# how many of you only shoot competition



## Buck-Bomb (Mar 19, 2009)

i shoot both


----------



## countryboy173 (Jul 18, 2008)

Both..


----------



## pheonix34hunter (Feb 24, 2009)

ive never shot in a competition before


----------



## Avalon (Jul 23, 2007)

Both. But if I had to give up one, hunting would go in a second.


----------



## ChadLister (Jan 28, 2009)

only competitive


----------



## Bowhunter500 (Mar 23, 2007)

Avalon said:


> Both. But if I had to give up one, hunting would go in a second.


:mg:


Oh my goodness... thats a sin in my book! lol


----------



## countryboy173 (Jul 18, 2008)

Bowhunter500 said:


> :mg:
> 
> 
> Oh my goodness... thats a sin in my book! lol


lol agrreed


----------



## Ignition kid (Oct 7, 2008)

I bowhunt alot, but I also am starting to get into small little 3-d shoots.


----------



## Ignition kid (Oct 7, 2008)

bowhunter500 said:


> :mg:
> 
> 
> Oh my goodness... Thats a sin in my book! Lol


++++1


----------



## x-force hunter (Apr 10, 2009)

pheonix34hunter said:


> ive never shot in a competition before


If you don't shoot competition why is your avatar the ASA?


----------



## PA3-DArcher4 (Nov 5, 2008)

x-force hunter said:


> If you don't shoot competition why is your avatar the ASA?


that's a good point.


----------



## ARCHERY=LIFE (May 14, 2009)

Never hunted, never will. competition all the way!


----------



## pheonix34hunter (Feb 24, 2009)

IDK i dont have a mathews or martin or any of the other bow brands and i thought it looked cool


----------



## pheonix34hunter (Feb 24, 2009)

archery=life said:


> never hunted, never will. Competition all the way!


what!!


----------



## Ignition kid (Oct 7, 2008)

ARCHERY=LIFE said:


> Never hunted, never will. competition all the way!
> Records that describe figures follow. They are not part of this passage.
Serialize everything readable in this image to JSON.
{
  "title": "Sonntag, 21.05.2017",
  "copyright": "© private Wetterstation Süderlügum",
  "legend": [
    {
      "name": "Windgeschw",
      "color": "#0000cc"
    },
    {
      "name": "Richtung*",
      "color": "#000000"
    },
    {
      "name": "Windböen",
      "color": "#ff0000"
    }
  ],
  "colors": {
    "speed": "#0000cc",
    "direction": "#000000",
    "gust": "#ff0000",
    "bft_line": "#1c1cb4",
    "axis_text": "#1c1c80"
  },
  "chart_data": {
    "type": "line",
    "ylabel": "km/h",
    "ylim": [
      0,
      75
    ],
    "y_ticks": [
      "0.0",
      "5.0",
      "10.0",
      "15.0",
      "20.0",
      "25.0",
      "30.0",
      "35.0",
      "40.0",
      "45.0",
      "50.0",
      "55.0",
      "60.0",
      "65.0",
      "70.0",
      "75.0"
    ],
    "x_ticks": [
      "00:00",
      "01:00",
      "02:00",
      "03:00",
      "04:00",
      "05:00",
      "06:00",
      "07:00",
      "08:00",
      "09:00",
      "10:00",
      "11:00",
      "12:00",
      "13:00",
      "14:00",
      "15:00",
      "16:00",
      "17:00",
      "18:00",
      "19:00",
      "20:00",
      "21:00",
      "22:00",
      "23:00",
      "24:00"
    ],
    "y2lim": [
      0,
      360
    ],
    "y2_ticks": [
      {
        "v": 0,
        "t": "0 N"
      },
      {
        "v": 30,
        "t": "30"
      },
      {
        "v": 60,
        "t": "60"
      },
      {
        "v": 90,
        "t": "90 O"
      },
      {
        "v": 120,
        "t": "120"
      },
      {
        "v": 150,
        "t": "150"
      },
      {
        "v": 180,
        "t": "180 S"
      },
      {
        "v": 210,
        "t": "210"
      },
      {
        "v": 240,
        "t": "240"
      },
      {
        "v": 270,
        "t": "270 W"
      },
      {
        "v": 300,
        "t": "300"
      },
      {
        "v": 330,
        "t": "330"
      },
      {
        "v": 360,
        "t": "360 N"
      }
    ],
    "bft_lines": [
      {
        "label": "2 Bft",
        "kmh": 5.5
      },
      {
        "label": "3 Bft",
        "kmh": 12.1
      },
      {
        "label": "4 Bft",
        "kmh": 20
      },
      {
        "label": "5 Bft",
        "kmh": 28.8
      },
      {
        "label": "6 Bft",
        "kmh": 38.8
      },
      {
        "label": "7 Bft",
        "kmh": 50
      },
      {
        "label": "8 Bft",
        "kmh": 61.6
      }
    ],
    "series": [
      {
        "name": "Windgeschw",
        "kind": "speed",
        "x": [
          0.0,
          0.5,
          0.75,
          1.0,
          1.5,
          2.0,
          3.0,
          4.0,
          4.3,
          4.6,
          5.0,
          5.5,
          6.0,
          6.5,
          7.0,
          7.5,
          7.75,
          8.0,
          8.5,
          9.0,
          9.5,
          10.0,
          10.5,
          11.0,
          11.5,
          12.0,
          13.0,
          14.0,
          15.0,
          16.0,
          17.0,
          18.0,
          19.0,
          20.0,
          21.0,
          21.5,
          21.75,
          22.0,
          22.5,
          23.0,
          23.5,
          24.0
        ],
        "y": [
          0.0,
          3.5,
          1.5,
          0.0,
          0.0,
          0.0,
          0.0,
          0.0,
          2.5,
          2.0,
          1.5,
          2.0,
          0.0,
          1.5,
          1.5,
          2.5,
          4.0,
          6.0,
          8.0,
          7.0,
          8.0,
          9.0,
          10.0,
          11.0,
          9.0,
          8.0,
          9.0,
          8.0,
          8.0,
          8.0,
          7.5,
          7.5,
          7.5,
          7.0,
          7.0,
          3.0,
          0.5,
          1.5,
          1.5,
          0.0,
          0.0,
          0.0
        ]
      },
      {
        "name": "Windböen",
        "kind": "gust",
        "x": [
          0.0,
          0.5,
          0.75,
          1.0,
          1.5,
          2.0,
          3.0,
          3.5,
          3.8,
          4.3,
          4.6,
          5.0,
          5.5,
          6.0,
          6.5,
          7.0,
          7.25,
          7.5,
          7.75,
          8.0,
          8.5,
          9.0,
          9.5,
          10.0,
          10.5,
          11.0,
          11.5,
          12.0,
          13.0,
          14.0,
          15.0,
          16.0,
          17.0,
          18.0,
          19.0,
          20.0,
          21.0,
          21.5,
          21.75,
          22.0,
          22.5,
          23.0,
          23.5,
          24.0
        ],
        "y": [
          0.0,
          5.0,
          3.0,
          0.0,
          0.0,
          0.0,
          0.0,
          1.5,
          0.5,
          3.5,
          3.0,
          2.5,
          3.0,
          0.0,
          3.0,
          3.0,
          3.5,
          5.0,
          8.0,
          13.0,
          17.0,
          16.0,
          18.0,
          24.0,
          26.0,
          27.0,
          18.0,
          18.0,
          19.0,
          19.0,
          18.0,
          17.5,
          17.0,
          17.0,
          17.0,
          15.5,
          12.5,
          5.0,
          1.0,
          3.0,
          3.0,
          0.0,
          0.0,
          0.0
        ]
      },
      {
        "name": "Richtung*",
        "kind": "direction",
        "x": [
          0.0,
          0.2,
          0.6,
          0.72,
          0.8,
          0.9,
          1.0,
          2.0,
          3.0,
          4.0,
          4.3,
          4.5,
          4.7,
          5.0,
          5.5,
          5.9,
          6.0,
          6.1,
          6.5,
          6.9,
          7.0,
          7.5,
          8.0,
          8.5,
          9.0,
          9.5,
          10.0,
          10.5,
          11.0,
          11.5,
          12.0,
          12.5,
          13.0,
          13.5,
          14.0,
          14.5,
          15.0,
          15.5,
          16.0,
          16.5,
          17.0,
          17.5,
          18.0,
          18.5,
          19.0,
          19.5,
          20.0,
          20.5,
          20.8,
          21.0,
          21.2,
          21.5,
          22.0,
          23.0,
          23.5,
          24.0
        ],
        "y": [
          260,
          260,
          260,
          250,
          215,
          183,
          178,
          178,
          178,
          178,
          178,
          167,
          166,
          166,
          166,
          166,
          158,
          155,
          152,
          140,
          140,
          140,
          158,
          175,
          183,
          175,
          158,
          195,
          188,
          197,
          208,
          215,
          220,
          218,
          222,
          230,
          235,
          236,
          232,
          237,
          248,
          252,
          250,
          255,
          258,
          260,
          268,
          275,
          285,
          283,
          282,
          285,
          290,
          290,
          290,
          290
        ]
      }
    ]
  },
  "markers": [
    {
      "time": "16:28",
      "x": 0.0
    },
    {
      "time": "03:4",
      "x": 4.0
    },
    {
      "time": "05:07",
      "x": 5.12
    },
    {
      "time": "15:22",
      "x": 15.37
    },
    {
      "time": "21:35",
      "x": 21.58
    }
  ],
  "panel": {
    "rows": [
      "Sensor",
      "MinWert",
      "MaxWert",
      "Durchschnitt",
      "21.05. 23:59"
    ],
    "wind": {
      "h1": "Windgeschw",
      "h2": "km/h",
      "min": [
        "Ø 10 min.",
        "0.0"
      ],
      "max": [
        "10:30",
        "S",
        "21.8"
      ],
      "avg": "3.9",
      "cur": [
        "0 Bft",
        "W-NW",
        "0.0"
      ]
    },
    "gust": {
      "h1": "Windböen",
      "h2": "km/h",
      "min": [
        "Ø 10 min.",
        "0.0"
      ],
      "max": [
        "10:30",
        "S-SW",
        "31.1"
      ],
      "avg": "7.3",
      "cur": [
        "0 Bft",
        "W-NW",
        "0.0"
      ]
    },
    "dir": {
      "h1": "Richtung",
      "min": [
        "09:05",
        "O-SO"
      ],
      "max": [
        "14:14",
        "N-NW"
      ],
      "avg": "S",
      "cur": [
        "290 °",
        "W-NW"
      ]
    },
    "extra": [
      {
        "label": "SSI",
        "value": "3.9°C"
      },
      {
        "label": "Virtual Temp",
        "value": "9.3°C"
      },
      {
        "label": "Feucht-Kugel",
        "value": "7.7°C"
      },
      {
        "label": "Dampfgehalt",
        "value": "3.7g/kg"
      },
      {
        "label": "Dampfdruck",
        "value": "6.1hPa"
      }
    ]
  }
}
 The only reason you say that you never will hunt is because you haven't. If you went bowhunting for a hog or a deer or some other sort of big game, I almost guarantee you will be hooked.


----------



## therazor302 (Jun 2, 2008)

There is no option for target shooters =).


----------



## BIGBC (Jan 29, 2007)

Huntings illegal in the UK.


----------



## countryboy173 (Jul 18, 2008)

BIGBC said:


> Huntings illegal in the UK.


sorry to sabotage the thread, but how do they keep control of animal populations with no hunting? I know here in America, deer (in some parts) and especially geese are wayyy overpopulted and it would be even worse w/out hunting


----------



## Noah2016 (Feb 19, 2008)

Both


----------



## ktyre (Dec 2, 2008)

all 3d for this boy and a little spots im now geting in to hunting.


----------



## bow slayer (Apr 2, 2007)

I love target archery, but I think going hunting in the fall is a blast too. I hunt so i get to eat meat more often.


----------



## LilHog (Jul 27, 2008)

both


----------



## XCalibre (Aug 31, 2006)

countryboy173 said:


> sorry to sabotage the thread, but how do they keep control of animal populations with no hunting? I know here in America, deer (in some parts) and especially geese are wayyy overpopulted and it would be even worse w/out hunting


my guess is that it's controlled the same way that it has for tens of thousands of years: natural selection. and the reason that deer are getting overpopulated in some parts is that their predators are depopulated in those areas, so naturally the deer are flourishing.


----------



## Robinhooder3 (Jun 18, 2008)

just 3d and indoor here. I don't much like hunting just not my thing.


----------